Brett fue un poco más lejos.

– ¿Ningún novio te regaló «cositas de esas» con encajes y lacitos?

– ¿A mí? -una risa muy femenina invadió el coche-. ¿Quién puede imaginarme a mí con «cositas» de encaje?

Él podía. La sola idea disparó su temperatura corporal mientras apretaba los dientes para luchar contra el palpitar del deseo.

– Creo que deberíamos entrar -dijo él brevemente. Un movimiento inteligente y seguro.

– Vale -ella dudó por un momento-. De acuerdo.

Maldición. Podía adivinar el motivo de su duda. Una cita tenía que acabar con un beso, y una cita perfecta, con un beso perfecto.

Un beso casto, apto para una primera cita, y allí mismo, mientras él se quemaba por dentro pensando en su trasero e imaginándola en ropa interior.
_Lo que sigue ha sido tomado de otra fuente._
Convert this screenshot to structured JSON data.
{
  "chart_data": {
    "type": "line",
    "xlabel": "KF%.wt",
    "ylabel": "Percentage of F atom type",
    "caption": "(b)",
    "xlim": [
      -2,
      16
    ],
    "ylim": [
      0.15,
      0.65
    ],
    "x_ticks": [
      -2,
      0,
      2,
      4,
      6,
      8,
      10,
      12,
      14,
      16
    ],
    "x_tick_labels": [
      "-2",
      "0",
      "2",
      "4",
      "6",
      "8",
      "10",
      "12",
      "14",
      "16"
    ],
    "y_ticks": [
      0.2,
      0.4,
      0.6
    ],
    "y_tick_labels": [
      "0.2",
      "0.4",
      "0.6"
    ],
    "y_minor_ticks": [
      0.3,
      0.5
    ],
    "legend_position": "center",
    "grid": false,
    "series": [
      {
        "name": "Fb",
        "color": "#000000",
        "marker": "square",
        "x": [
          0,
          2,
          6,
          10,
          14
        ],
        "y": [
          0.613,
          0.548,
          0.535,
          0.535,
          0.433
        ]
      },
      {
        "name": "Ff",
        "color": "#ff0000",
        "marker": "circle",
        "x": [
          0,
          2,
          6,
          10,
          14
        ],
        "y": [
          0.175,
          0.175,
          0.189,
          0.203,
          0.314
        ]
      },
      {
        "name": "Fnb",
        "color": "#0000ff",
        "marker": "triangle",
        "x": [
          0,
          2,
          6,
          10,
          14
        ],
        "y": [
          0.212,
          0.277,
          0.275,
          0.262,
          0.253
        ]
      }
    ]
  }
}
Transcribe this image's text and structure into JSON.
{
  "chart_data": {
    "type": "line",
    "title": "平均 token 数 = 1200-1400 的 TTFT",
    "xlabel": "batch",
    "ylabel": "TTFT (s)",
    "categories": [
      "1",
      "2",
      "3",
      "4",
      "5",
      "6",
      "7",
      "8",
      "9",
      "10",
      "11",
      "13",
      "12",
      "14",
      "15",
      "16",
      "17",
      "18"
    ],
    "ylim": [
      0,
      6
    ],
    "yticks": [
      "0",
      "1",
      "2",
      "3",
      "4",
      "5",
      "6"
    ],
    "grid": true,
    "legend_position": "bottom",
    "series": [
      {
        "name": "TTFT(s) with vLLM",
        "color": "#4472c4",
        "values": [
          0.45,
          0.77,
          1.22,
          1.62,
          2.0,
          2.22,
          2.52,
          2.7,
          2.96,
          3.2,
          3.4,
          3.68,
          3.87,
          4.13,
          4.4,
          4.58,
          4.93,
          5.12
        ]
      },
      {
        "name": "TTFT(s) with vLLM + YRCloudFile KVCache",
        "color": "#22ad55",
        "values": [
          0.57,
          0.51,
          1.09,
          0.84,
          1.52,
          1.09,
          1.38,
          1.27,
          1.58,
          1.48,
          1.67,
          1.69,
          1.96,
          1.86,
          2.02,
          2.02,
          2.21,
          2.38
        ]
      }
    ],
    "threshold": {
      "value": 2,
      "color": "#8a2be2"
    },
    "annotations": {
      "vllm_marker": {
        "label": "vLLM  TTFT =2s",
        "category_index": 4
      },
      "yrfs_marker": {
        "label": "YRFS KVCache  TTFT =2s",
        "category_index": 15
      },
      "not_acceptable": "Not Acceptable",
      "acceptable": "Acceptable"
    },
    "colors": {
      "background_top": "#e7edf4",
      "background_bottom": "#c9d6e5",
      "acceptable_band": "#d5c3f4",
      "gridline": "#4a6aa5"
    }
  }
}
Volvió a apretar los dientes. Era verdad que había pasado mucho tiempo desde la última vez que había estado con una mujer, pero eso no significaba que no pudiera darle a Francesca las buenas noches del modo en que se merecía.

– Vas a tener que enseñarme ese golpe con giro de muñeca de mini golf -dijo él.

– Tal vez -respondió ella haciendo una mueca-, pero entonces ¿qué me queda a mí?

– Yo también tengo unos golpes que puedo enseñarte – sonrió dulcemente él.

Y entonces, para que ella supiera lo que él estaba pensando, le quitó la gorra de la cabeza, que cayó al suelo del coche. Ella se inclinó hacia abajo.

– Déjala-ordenó él.

Ella se quedó helada y él se fue acercando lentamente. «Simple, casto, cálido».

El corazón le golpeaba fuertemente el pecho como una advertencia: «Hazlo bien para Francesca».

Le tomó la cara con una mano y con la otra la atrajo levemente hacia él.

Su sangre ardía, batía sin piedad dentro de sus veías hasta llegar a las ingles. Cerró los ojos ante tan dulce dolor e intentó pensar sólo en Francesca. En la confianza que ella le tenía.

«Simple, casto».

Tan sólo le rozó los labios, como haría con una anciana tía, una hermana pequeña o una buena amiga. pero entonces notó levemente su sabor, tentándole irremediablemente. Se acercó más y más, haciendo más presión contra sus labios.

Y aunque notaba que estaba a punto de suceder, aunque notó que su mente le gritaba «¡No!», aunque hubiera podido retirarse, sintió como los labios de ella se separaban.

Su cálido y dulce aliento acarició sus labios.

«Simple».

Simplemente, quería más y más, y nada podía pararle.